Read also: The danger of unintentional insiders

 

The problem

At the core of this breach is a growing cybersecurity concern: the human element. To support this, Cybersecurity Insiders notes, “From 2019 to 2024, the number of organizations reporting insider attacks increased from  66% of organizations to 76%, indicating a substantial increase in detected insider threats.” This trend reflects the rise in insider threats and the need for improved detection capabilities, demonstrating the persistent challenge of managing insider risks in increasingly complex digital environments.

Organizations must note that digital security tools like encryption and firewalls can’t prevent a support agent from copying data when paid off by a malicious actor. In this case, the attackers bypassed Coinbase’s digital defenses by targeting underpaid or under-supervised workers with access to sensitive data.

This incident raises a red flag for businesses worldwide: even the most advanced digital infrastructure can be compromised by a simple cash transaction.

 

Key questions for businesses

As attackers increasingly resort to social engineering and bribery, companies must ask themselves:

  • How secure are our people?
  • Are we monitoring access effectively?
  • Are our employees incentivized to protect user data?

If the answers to these questions are unclear or uncomfortable, it may be time to re-evaluate internal security practices.

 

The solution

Coinbase has taken immediate steps to strengthen its defenses:

  • Fired compromised agents
  • Reimbursed customers tricked through impersonation scams
  • Enforced additional identity verification for large withdrawals
  • Created a $20 million reward fund for information leading to the attackers’ arrest and conviction

But broader, long-term solutions are needed. These may include:

 

Stronger access controls and monitoring

Companies must adopt strict access control policies. Only employees who need specific data to perform their roles should be granted access to it. Additionally, real-time monitoring and behavior analytics can help flag unusual access patterns or data exfiltration attempts before damage occurs.

 

Employee vetting and ethics training

Comprehensive background checks and continuous ethics training can make employees more aware of the risks and responsibilities that come with data access. This includes both internal employees and third-party vendors and contractors.

 

Competitive compensation and incentives

One of the biggest motivators for accepting a bribe is financial strain. Ensuring fair compensation and offering bonuses tied to security compliance can reduce the temptation to sell access.

 

Anonymous reporting mechanisms

Organizations should implement secure, anonymous channels for reporting suspicious behavior or bribery attempts. This creates a culture of accountability and vigilance among employees.

 

Minimize data exposure

Segment data across systems and restrict access to the minimum necessary for each role. This limits the amount of information any one employee can access and reduces the fallout in the event of a breach.

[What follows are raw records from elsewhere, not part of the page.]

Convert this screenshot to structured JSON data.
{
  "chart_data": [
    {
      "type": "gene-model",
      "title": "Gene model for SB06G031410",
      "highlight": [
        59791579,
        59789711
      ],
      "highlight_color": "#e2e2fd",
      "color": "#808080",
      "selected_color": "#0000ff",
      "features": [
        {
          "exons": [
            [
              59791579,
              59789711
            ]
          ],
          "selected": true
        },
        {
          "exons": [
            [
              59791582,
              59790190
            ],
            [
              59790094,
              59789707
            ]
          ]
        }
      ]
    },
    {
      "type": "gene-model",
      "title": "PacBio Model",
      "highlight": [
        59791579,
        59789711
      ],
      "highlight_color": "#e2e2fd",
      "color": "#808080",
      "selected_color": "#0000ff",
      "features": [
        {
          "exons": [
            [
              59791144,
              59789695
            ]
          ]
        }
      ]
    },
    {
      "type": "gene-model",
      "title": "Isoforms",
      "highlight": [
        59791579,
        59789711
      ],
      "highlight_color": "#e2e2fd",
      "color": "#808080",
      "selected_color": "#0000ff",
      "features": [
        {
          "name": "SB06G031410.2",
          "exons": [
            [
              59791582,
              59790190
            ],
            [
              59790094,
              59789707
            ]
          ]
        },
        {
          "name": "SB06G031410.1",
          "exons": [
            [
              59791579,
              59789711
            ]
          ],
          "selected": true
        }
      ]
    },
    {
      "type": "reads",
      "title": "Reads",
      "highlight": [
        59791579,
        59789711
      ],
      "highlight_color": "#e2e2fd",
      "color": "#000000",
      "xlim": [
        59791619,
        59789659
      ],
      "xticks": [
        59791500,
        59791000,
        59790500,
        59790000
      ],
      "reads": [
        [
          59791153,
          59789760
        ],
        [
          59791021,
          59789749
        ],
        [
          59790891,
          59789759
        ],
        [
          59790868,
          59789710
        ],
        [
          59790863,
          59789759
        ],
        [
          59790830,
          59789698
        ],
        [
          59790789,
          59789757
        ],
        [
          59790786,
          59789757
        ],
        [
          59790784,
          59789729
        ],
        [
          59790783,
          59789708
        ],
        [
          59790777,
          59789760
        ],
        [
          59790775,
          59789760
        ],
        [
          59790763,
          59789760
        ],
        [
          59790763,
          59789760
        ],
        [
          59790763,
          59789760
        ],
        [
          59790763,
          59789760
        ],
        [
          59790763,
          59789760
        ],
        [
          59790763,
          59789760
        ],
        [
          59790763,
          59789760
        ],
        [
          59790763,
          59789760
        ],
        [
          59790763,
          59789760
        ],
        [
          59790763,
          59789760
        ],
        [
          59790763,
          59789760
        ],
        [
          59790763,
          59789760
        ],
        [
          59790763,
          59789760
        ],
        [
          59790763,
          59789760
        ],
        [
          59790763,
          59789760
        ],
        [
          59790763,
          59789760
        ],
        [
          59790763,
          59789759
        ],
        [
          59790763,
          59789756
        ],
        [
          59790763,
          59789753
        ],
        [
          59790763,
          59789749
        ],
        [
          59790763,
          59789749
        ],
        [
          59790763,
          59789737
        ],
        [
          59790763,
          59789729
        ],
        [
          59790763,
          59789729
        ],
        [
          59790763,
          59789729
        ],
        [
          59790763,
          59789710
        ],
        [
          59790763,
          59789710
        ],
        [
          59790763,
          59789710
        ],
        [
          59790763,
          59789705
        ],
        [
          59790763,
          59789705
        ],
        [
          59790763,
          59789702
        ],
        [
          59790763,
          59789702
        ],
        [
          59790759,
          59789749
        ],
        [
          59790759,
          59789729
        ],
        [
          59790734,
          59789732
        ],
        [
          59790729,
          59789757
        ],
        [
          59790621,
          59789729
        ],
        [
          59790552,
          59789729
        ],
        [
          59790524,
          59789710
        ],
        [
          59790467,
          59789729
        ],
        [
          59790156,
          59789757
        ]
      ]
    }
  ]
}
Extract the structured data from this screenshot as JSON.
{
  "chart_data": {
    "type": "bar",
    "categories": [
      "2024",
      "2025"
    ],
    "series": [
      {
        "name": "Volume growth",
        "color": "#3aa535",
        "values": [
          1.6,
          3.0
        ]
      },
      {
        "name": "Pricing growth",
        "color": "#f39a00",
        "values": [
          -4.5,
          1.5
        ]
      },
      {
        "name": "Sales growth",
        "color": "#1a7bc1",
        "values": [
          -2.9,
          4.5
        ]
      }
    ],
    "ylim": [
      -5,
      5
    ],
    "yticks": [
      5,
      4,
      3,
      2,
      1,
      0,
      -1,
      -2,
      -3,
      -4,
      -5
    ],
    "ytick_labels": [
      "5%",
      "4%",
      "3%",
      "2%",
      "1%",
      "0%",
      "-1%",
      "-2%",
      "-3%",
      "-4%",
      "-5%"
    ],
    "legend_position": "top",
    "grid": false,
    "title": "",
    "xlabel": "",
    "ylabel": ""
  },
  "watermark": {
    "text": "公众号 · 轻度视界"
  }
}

See also: HIPAA Compliant Email: The Definitive Guide (2025 Update)

 

FAQS

What is the long-term impact of such breaches?

Beyond financial loss, insider breaches can damage customer trust, tarnish brand reputation, and lead to regulatory scrutiny or legal consequences.

 

What can businesses do to prevent insider threats?

Best practices include enforcing access controls, monitoring employee activity, offering fair compensation, implementing ethics training, and using behavioral analytics to detect anomalies.

Read also: Mitigating the threat of insider data breaches in healthcare organizations

 

Are outsourced teams more vulnerable to insider threats?

Yes, outsourced or third-party teams may have less oversight, making them more susceptible to bribery or coercion if not properly vetted and monitored.